Solved! Go to Solution.
Apparently FFT is memory bound, and that's why Radeon VII and RP VII perform the same - they both have memory bandwidth of 1GB/s. Try "vkFFT" instead.
@fsadough AMD Forums expert on Professional GPU Cards might be able to answer that question.
On both systems the installation was done according to this, and the OS was newly installed today. For both it is Ubuntu 20.04 LTS, since this is an officially supported ROCm distro.
The code that I used for benchmarking can be found here.
The non-Pro system:
- mainboard: Gigabyte X570 I AORUS PRO WIFI
- BIOS: F33g - 03/25/2021
- CPU: AMD Ryzen 5 3600X 6-Core Processor
- GPU: AMD Radeon VII
- OS/kernel: 5.8.0-50-generic #56~20.04.1-Ubuntu (fresh installation)
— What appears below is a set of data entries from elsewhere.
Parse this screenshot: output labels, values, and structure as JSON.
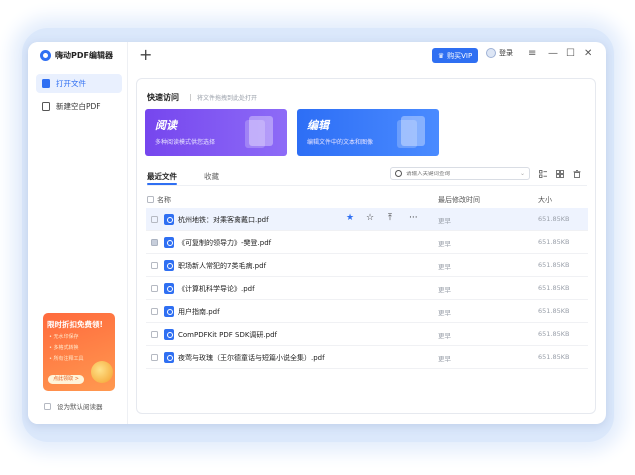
{
  "app": {
    "name": "嗨动PDF编辑器"
  },
  "sidebar": {
    "items": [
      {
        "label": "打开文件"
      },
      {
        "label": "新建空白PDF"
      }
    ],
    "promo": {
      "title": "限时折扣免费领!",
      "lines": [
        "• 无水印保存",
        "• 多格式转换",
        "• 所有注释工具"
      ],
      "button": "点此领取 >"
    },
    "default_reader_label": "设为默认阅读器"
  },
  "topbar": {
    "new_tab": "+",
    "vip_label": "购买VIP",
    "login_label": "登录",
    "menu_icon": "≡",
    "minimize_icon": "—",
    "maximize_icon": "☐",
    "close_icon": "✕"
  },
  "quick_access": {
    "title": "快速访问",
    "hint": "将文件拖拽到此处打开",
    "cards": [
      {
        "title": "阅读",
        "subtitle": "多种阅读模式供您选择"
      },
      {
        "title": "编辑",
        "subtitle": "编辑文件中的文本和图像"
      }
    ]
  },
  "tabs": [
    {
      "label": "最近文件"
    },
    {
      "label": "收藏"
    }
  ],
  "search": {
    "placeholder": "请输入关键词查询"
  },
  "table": {
    "headers": {
      "name": "名称",
      "modified": "最后修改时间",
      "size": "大小"
    },
    "rows": [
      {
        "name": "杭州地铁：对乘客禽戴口.pdf",
        "modified": "更早",
        "size": "651.85KB",
        "checked": false,
        "highlighted": true
      },
      {
        "name": "《可复制的领导力》-樊登.pdf",
        "modified": "更早",
        "size": "651.85KB",
        "checked": true,
        "highlighted": false
      },
      {
        "name": "职场新人常犯的7类毛病.pdf",
        "modified": "更早",
        "size": "651.85KB",
        "checked": false,
        "highlighted": false
      },
      {
        "name": "《计算机科学导论》.pdf",
        "modified": "更早",
        "size": "651.85KB",
        "checked": false,
        "highlighted": false
      },
      {
        "name": "用户指南.pdf",
        "modified": "更早",
        "size": "651.85KB",
        "checked": false,
        "highlighted": false
      },
      {
        "name": "ComPDFKit PDF SDK调研.pdf",
        "modified": "更早",
        "size": "651.85KB",
        "checked": false,
        "highlighted": false
      },
      {
        "name": "夜莺与玫瑰（王尔德童话与短篇小说全集）.pdf",
        "modified": "更早",
        "size": "651.85KB",
        "checked": false,
        "highlighted": false
      }
    ],
    "row_actions": {
      "star_filled": "★",
      "star_outline": "☆",
      "pin": "⤒",
      "more": "···"
    }
  },
  "colors": {
    "accent": "#2f6ff2",
    "read_card": "#7646ee",
    "edit_card": "#2d6ef5",
    "promo": "#ff6a3d"
  }
}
- ROCm: rock-dkms/Ubuntu 16.04,now 1:4.1-26
The Pro system:
- mainboard: AsRock B550M Steel Legend
- BIOS: P1.00 - 05/15/2020
- CPU: AMD Ryzen 9 3950X 16-Core Processor
- GPU: AMD Radeon Pro VII
- OS/kernel: 5.8.0-50-generic #56~20.04.1-Ubuntu (fresh installation)
- ROCm: rock-dkms/Ubuntu 16.04,now 1:4.1-26
I also tried the Pro GPU in the non-Pro system as written above, but I got the same (slow) performance.
Please provide output from the following commands:
Please have a look at the updated pastebin repo. I used "get_data.sh" on each system and stored the corresponding outputs in the corresponding directories.
You are using kernel version: 5.8.0-50-generic. Please downgrade to 5.6
https://www.amd.com/en/support/kb/release-notes/rn-pro-lin-21-q1
Note: For Ubuntu 20.04.1, only Kernel 5.4/5.6 are supported. Latest Kernel version 5.8+ is not supported. Customers with Kernel 5.8+, need to downgrade to 5.4/5.6 for proper driver support.
https://rocmdocs.amd.com/en/latest/Installation_Guide/Installation-Guide.html#prerequisites
Prerequisites
The AMD ROCm platform is designed to support the following operating systems:
Ubuntu 20.04.1 (5.4 and 5.6-oem) and 18.04.5 (Kernel 5.4)
CentOS 7.9 (3.10.0-1127) & RHEL 7.9 (3.10.0-1160.6.1.el7) (Using devtoolset-7 runtime support)
CentOS 8.3 (4.18.0-193.el8) and RHEL 8.3 (4.18.0-193.1.1.el8) (devtoolset is not required)
SLES 15 SP2
I am getting the same performance on 5.6.0-1055-oem.
Using Radeon Pro VII system, can you please send a new set of the following info, so I can file a ticket?
I'm sorry, I forgot that. You'll find the data here.
I have filed a ticket for our Software engineers
What are the numbers you are getting with complex-complex large 3d FFTs?
Apparently FFT is memory bound, and that's why Radeon VII and RP VII perform the same - they both have memory bandwidth of 1GB/s. Try "vkFFT" instead.
@fsadoughThank you so much!
I understand. I will run some tests on more normal computations and compare the performance between the pro and non-pro GPUs. It will take a bit of time though. I will give vkFFT a try. This tip is very helpful!